Required Board Positions
6.3 The Society must at minimum maintain the following Board positions:
- • chair;
- • co-chair;
- • communications officer;
- • financial officer;
- • social media officer.
Directors at large
6.4 Directors who are elected or appointed to positions on the Board in addition to the positions described in these Bylaws are elected or appointed as directors at large.
Role of chair
6.5 The chair must be a director and serves as the head of the Board. The chair is responsible for supervising the other directors in the execution of their duties.
Role of co-chair
6.6 The co-chair must be a director and shares leadership responsibilities with the chair. The co-chair is responsible for carrying out the duties of the chair if the chair is unable to act.
Role of officers
6.7 Officers are appointed positions that serve specific functions on the board as described in these Bylaws. Officers are responsible for their assigned duties and report to the Board. Officers may be, but are not required to be, directors. Officers may only vote at board meetings if they also serve as a director.
Communications officer
6.8 The Society must appoint a communications officer to the board. The communications officer may also serve as a director, but this is not required. The communications officer is responsible for doing, or making the necessary arrangements for, the following:
- • issuing notices of general meetings and directors' meetings;
- • taking minutes of general meetings and directors' meetings;
- • keeping the records of the Society in accordance with the Act;
- • conducting the correspondence of the Board;
- • filing the annual report of the Society and making any other filings with the registrar under the Act.

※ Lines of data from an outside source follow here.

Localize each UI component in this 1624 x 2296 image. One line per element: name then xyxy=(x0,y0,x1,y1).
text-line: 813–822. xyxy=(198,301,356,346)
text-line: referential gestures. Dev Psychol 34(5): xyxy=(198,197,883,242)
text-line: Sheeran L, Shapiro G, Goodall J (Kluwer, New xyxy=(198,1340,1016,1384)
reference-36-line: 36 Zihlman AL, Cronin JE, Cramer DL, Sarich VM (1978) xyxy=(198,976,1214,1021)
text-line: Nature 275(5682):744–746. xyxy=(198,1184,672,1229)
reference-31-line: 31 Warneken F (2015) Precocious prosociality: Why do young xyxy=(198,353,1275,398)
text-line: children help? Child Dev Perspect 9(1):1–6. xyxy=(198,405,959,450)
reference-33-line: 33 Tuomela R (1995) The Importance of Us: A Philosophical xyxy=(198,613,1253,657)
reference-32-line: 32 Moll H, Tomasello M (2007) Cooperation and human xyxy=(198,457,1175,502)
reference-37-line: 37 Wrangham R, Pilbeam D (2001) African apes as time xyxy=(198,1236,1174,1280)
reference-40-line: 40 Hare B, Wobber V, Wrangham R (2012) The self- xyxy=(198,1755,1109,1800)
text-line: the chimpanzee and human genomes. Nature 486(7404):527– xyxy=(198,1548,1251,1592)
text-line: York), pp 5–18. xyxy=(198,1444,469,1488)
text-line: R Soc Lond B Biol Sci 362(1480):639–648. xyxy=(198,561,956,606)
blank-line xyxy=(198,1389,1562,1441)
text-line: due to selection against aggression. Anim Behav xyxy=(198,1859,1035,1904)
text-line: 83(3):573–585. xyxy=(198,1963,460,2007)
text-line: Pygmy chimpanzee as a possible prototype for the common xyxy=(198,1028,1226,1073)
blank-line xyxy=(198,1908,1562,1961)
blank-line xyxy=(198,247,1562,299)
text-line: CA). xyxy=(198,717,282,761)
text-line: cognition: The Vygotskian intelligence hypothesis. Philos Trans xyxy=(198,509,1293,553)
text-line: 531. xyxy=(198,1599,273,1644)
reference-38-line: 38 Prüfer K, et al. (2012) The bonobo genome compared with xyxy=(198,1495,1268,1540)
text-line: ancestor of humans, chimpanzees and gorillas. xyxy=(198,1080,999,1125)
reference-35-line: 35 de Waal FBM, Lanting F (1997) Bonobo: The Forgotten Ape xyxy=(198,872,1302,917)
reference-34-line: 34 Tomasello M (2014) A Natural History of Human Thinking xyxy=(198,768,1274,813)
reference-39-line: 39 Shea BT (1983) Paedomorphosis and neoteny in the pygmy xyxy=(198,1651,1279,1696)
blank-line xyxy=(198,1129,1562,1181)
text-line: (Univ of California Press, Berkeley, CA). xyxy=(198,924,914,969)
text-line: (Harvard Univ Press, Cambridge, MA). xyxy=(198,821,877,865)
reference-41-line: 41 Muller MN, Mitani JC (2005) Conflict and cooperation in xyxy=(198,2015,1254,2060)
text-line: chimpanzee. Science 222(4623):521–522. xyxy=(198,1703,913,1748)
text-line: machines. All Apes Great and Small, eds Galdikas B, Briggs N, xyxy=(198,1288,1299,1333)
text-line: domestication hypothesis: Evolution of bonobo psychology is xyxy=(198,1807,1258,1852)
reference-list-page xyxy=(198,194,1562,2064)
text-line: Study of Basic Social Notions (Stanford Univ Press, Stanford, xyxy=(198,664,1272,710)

Absence of communications officer from meeting
6.9 In the absence of the communications officer from a meeting, the Board must appoint another individual to act as communications officer at the meeting.
Financial officer
6.10 The Society must appoint a financial officer to the board. The financial officer may also serve as a director, but this is not required. The financial officer is responsible for doing, or making the necessary arrangements for, the following:
- • receiving and banking monies collected from the members or other sources;
- • keeping accounting records in respect of the Society's financial transactions;
- • preparing the Society's financial statements;
- • making the Society's filings respecting taxes.
Social media officers
6.11 The Society must appoint one or more social media officers. Each social media officer may also serve as a director, but this is not required. A social media officer is responsible for doing, or making the necessary arrangements for, the following:
- • managing the Society's social media accounts;
- • creating and publishing social media content;
- • maintaining and updating the Society's website;
- • managing other aspects of the Society's online presence.
PART 7 – REMUNERATION OF DIRECTORS AND SIGNING AUTHORITY
Remuneration of directors
7.1 Subject to the Act, the Society may pay reasonable remuneration to directors, officers and any other person for services provided to the Society in any capacity, as determined by Board resolution.
Signing authority
7.2 A contract or other record to be signed by the Society must be signed on behalf of the Society
- • by the chair,
- • if the chair is unable to provide a signature, by the co-chair together with one other director,
- • if the chair and co-chair are both unable to provide signatures, by any 2 other directors, or
- • in any case, by one or more individuals authorized by the Board to sign the record on behalf of the Society.